How This Book Can Help You
The Midwest's newspapers near Howth, Leinster—those stalwart recorders of community life—would do well to review this book not as a curiosity but as a medical development. The experiences described in these pages are occurring in local hospitals, being reported by local physicians, and affecting local patients. This isn't national news from distant coasts; it's the Midwest's own story, told by one of its own.


About the Author
Dr. Scott J. Kolbaba, MD is an internist at Northwestern Medicine. Mayo Clinic trained, he spent three years interviewing 200+ physicians about their most extraordinary experiences.
Medical Fact
Some emergency physicians report an uncanny silence that descends in a trauma bay at the exact moment a patient dies, despite ongoing equipment noise.
Free Interactive Wellness Tools
Explore our physician-designed assessment tools — free, private, and educational.
Neighborhoods in Howth
These physician stories resonate in every corner of Howth. The themes of healing, hope, and the unexplained connect to communities throughout the area.
Explore Nearby Cities in Leinster
Physicians across Leinster carry extraordinary stories. Explore these nearby communities.
Popular Cities in Ireland
Explore Stories in Other Countries
These physician stories transcend borders. Discover accounts from medical communities around the world.
Related Reading
Physician Stories
Do you think physicians hide their extraordinary experiences out of fear of professional judgment?
Dr.
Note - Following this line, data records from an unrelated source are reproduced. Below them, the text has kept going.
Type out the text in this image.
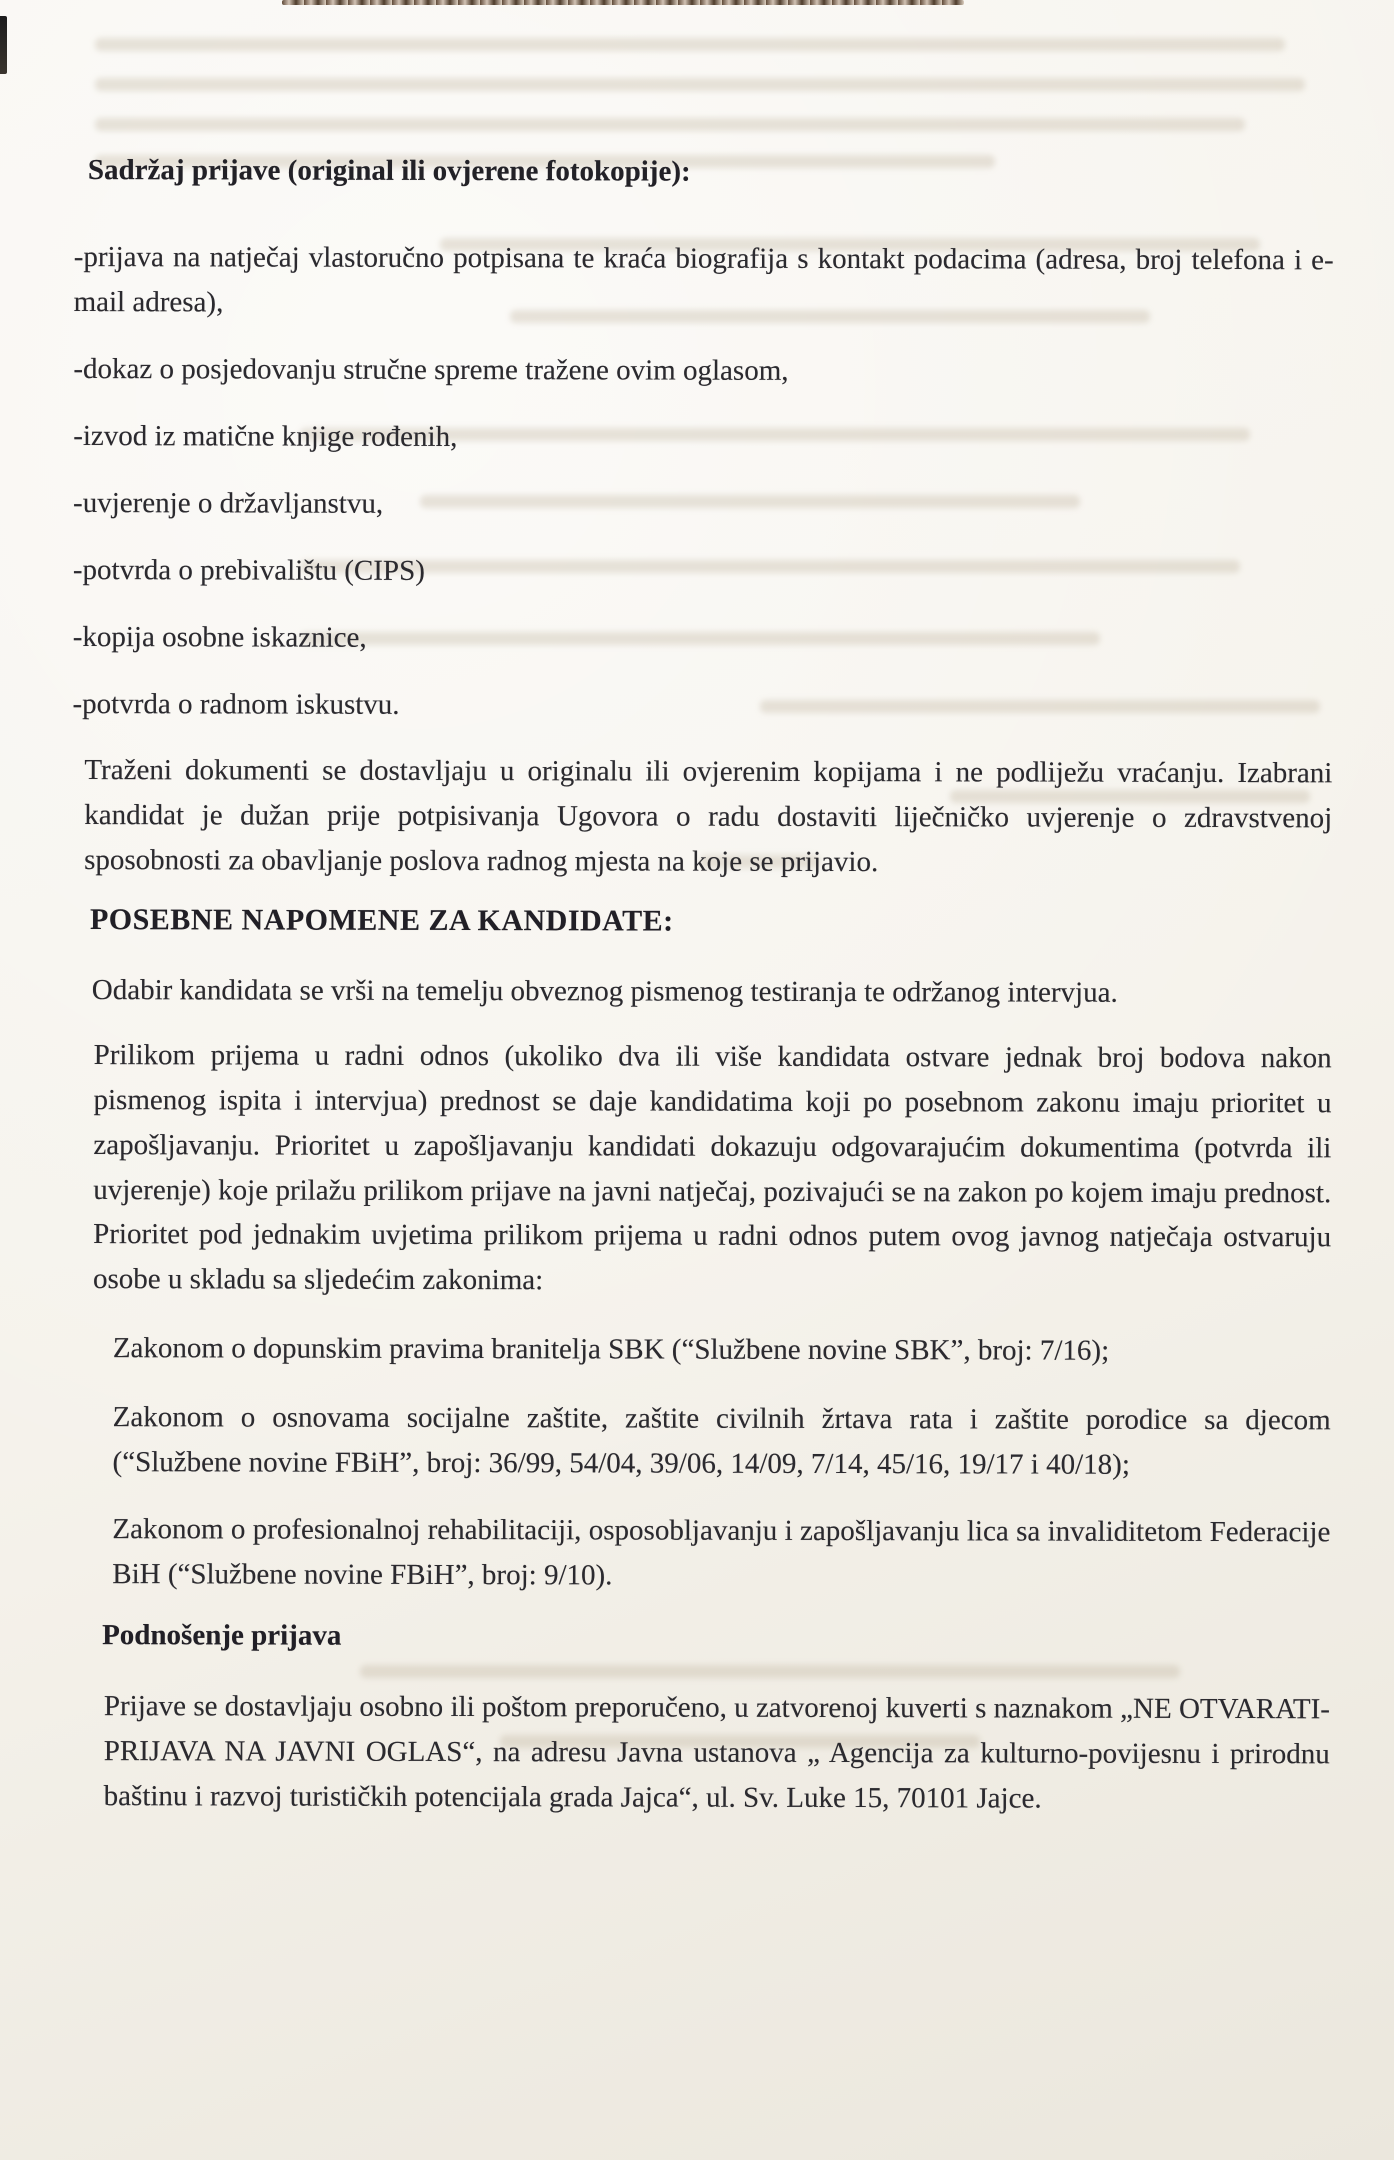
Sadržaj prijave (original ili ovjerene fotokopije):

-prijava na natječaj vlastoručno potpisana te kraća biografija s kontakt podacima (adresa, broj telefona i e-mail adresa),

-dokaz o posjedovanju stručne spreme tražene ovim oglasom,

-izvod iz matične knjige rođenih,

-uvjerenje o državljanstvu,

-potvrda o prebivalištu (CIPS)

-kopija osobne iskaznice,

-potvrda o radnom iskustvu.

Traženi dokumenti se dostavljaju u originalu ili ovjerenim kopijama i ne podliježu vraćanju. Izabrani kandidat je dužan prije potpisivanja Ugovora o radu dostaviti liječničko uvjerenje o zdravstvenoj sposobnosti za obavljanje poslova radnog mjesta na koje se prijavio.

POSEBNE NAPOMENE ZA KANDIDATE:

Odabir kandidata se vrši na temelju obveznog pismenog testiranja te održanog intervjua.

Prilikom prijema u radni odnos (ukoliko dva ili više kandidata ostvare jednak broj bodova nakon pismenog ispita i intervjua) prednost se daje kandidatima koji po posebnom zakonu imaju prioritet u zapošljavanju. Prioritet u zapošljavanju kandidati dokazuju odgovarajućim dokumentima (potvrda ili uvjerenje) koje prilažu prilikom prijave na javni natječaj, pozivajući se na zakon po kojem imaju prednost. Prioritet pod jednakim uvjetima prilikom prijema u radni odnos putem ovog javnog natječaja ostvaruju osobe u skladu sa sljedećim zakonima:

Zakonom o dopunskim pravima branitelja SBK (“Službene novine SBK”, broj: 7/16);

Zakonom o osnovama socijalne zaštite, zaštite civilnih žrtava rata i zaštite porodice sa djecom (“Službene novine FBiH”, broj: 36/99, 54/04, 39/06, 14/09, 7/14, 45/16, 19/17 i 40/18);

Zakonom o profesionalnoj rehabilitaciji, osposobljavanju i zapošljavanju lica sa invaliditetom Federacije BiH (“Službene novine FBiH”, broj: 9/10).

Podnošenje prijava

Prijave se dostavljaju osobno ili poštom preporučeno, u zatvorenoj kuverti s naznakom „NE OTVARATI-PRIJAVA NA JAVNI OGLAS“, na adresu Javna ustanova „ Agencija za kulturno-povijesnu i prirodnu baštinu i razvoj turističkih potencijala grada Jajca“, ul. Sv. Luke 15, 70101 Jajce.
Kolbaba found that nearly every physician he interviewed had a story they'd never shared.
Your vote is anonymized and stored locally on your device.
Medical Fact
Frequently Asked Questions

Ready to Discover the Stories Medicine Never Says Out Loud?
Physicians' Untold Stories by Scott J. Kolbaba, MD — 4.3 stars from 1018 readers. Available on Amazon in paperback and Kindle.
Order on Amazon →Explore physician stories, medical history, and the unexplained in Howth, Ireland.